The study met the acceptability criteria prescribed by the study plan and was considered valid.

Under the conditions of this study, the test material was not toxic to waste water bacteria (activated sludge) at or below a concentration of 3.2 mg/L (NOEC). The EC50 was 33 mg/L (95 % confidence interval 26 to 41 mg/L).

Description of key information

Under the conditions of this study, the test material was not toxic to waste water bacteria (activated sludge) at or below a concentration of 3.2 mg/L (NOEC). The EC50 was 33 mg/L (95 % confidence interval 26 to 41 mg/L).

Key value for chemical safety assessment

EC50 for microorganisms:

33 mg/L

EC10 or NOEC for microorganisms:

3.2 mg/L

Additional information

The influence of the test material on the respiration rate of activated sludge was investigated after a contact time of 3 hours in accordance with the standardised guidelines OECD 209, EU Method C.11 and ISO Standard 8192 under GLP conditions. The study was awarded a reliability score of 1 in accordance with the criteria set forth by Klimisch et al. (1997).

The final test was performed based on the result of a preceding combined limit/range-finding test. Five concentrations were tested, ranging from 1.0 to 100 mg/L and increasing with a factor of 3.2. Five replicates per concentration and six replicates for an untreated control group were tested.

A stock solution was prepared at 10 g/L. After sonicating for 15 minutes and magnetic stirring for 56 minutes, volumes of the turbid, dark red stock solution corresponding to the test concentration were then added to the test media under continuous stirring of the stock solution. In a glass pipette the stock solution appeared to be a clear dark red solution. Optimal contact between the test material and test organisms was ensured by applying continuous aeration and stirring during the 3-hour exposure period. Thereafter, oxygen consumption was recorded for approximately 10 minutes.

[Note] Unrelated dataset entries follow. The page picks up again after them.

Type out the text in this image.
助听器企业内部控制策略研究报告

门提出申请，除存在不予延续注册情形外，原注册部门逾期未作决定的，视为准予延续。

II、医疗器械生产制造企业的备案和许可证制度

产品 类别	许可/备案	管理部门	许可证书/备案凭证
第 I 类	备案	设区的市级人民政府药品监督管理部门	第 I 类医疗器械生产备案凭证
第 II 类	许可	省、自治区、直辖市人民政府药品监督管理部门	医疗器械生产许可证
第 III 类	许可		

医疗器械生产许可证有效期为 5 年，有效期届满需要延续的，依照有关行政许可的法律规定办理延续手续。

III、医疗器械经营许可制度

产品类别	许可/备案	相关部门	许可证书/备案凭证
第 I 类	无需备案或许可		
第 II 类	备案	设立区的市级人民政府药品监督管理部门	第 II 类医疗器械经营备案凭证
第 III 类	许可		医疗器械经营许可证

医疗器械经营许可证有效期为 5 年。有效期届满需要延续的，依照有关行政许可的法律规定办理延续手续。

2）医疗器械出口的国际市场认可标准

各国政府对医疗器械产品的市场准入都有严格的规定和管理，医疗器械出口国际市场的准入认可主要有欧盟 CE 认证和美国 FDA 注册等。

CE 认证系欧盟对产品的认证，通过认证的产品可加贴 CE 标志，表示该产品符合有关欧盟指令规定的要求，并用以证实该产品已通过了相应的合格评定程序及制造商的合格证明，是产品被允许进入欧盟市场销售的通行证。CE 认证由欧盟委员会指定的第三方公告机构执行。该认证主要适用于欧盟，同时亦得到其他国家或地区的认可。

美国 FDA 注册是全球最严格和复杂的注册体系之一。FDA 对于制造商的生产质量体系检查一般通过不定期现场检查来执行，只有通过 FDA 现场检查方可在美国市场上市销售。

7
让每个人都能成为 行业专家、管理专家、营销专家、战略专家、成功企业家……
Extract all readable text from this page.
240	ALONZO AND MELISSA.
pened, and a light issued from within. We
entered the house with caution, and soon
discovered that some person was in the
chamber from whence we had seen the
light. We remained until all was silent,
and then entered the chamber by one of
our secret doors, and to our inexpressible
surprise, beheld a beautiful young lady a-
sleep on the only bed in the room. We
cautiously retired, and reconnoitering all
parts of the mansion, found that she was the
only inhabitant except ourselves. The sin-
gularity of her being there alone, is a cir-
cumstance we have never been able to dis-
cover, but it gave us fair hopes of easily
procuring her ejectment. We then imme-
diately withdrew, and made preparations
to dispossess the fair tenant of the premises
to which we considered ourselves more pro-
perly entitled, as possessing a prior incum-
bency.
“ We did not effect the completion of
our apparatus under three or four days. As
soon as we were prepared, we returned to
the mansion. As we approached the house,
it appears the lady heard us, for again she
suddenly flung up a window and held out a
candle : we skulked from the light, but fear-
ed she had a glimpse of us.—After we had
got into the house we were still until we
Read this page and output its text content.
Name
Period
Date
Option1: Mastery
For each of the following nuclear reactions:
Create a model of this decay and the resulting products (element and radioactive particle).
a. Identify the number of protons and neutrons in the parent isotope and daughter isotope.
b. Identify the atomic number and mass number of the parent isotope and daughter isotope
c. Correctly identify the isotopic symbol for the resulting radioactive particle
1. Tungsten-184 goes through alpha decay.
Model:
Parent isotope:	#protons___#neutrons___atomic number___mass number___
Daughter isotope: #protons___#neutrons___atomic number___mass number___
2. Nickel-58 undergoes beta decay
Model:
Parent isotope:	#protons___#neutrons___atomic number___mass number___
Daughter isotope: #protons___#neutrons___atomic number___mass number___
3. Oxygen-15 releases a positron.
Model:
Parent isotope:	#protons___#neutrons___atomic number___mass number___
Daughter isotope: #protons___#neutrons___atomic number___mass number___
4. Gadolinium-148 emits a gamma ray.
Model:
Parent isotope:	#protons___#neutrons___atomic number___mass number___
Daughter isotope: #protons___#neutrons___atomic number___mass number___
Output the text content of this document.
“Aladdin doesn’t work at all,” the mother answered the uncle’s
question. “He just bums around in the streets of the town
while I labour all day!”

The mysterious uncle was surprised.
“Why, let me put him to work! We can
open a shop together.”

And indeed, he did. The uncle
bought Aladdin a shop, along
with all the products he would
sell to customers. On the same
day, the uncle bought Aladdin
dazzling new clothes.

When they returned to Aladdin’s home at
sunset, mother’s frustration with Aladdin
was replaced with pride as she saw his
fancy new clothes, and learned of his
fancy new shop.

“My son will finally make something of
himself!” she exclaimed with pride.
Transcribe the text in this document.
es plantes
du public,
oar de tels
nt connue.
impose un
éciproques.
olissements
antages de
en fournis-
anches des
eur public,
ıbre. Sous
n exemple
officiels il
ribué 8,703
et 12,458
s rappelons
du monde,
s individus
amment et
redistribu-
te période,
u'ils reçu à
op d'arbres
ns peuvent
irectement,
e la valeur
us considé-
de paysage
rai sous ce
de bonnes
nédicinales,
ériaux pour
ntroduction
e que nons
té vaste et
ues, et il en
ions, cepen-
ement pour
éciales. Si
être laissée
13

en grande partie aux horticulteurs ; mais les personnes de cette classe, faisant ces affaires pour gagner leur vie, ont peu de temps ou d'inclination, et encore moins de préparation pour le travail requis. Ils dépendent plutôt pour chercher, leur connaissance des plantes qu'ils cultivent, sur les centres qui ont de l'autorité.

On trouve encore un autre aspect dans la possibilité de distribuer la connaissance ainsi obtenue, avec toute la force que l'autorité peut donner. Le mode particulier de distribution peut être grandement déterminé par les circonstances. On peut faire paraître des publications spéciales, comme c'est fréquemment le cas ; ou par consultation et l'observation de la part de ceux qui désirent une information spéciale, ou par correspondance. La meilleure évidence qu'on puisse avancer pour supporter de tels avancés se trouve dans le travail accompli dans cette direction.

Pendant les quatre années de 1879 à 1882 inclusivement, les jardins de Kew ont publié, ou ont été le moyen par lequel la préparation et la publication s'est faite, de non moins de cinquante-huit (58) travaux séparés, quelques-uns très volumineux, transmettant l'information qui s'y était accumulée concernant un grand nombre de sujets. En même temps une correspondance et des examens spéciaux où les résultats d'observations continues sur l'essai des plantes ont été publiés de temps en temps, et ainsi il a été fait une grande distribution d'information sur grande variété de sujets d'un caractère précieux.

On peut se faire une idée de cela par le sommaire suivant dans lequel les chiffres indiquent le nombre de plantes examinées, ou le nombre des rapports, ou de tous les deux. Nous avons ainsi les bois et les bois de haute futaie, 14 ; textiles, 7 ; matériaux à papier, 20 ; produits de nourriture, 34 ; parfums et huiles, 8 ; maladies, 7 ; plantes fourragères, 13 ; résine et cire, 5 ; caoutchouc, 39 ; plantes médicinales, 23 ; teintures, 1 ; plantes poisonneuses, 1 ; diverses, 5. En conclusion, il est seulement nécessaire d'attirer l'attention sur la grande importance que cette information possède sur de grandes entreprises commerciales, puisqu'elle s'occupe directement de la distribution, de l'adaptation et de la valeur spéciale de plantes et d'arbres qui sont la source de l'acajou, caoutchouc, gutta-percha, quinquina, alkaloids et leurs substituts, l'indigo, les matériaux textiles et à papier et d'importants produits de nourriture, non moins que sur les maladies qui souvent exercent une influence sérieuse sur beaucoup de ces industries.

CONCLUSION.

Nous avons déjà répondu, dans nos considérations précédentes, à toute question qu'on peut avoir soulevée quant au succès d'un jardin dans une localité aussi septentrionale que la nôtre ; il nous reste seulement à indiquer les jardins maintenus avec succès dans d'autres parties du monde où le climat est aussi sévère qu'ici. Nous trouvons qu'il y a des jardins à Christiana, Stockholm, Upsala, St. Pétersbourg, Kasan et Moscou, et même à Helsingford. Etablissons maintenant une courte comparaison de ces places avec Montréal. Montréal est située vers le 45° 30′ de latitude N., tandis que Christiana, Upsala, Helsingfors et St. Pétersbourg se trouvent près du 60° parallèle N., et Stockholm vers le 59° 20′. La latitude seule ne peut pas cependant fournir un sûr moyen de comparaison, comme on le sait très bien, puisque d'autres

No statistically significant inhibition of the respiration rate of the sludge was recorded at or below 3.2 mg/L. At higher concentrations the inhibitory effect of the test material on aerobic waste water (activated sludge) bacteria increased with increasing concentration, ranging from 9.2 % inhibition at 10 mg/L to 83 % at 100 mg/L.

The batch of activated sludge was tested for sensitivity with the reference material 3,5- dichlorophenol, and showed normal sensitivity.

The study met the acceptability criteria prescribed by the study plan and was considered valid.

Under the conditions of this study, the test material was not toxic to waste water bacteria (activated sludge) at or below a concentration of 3.2 mg/L (NOEC). The EC50 was 33 mg/L (95 % confidence interval 26 to 41 mg/L).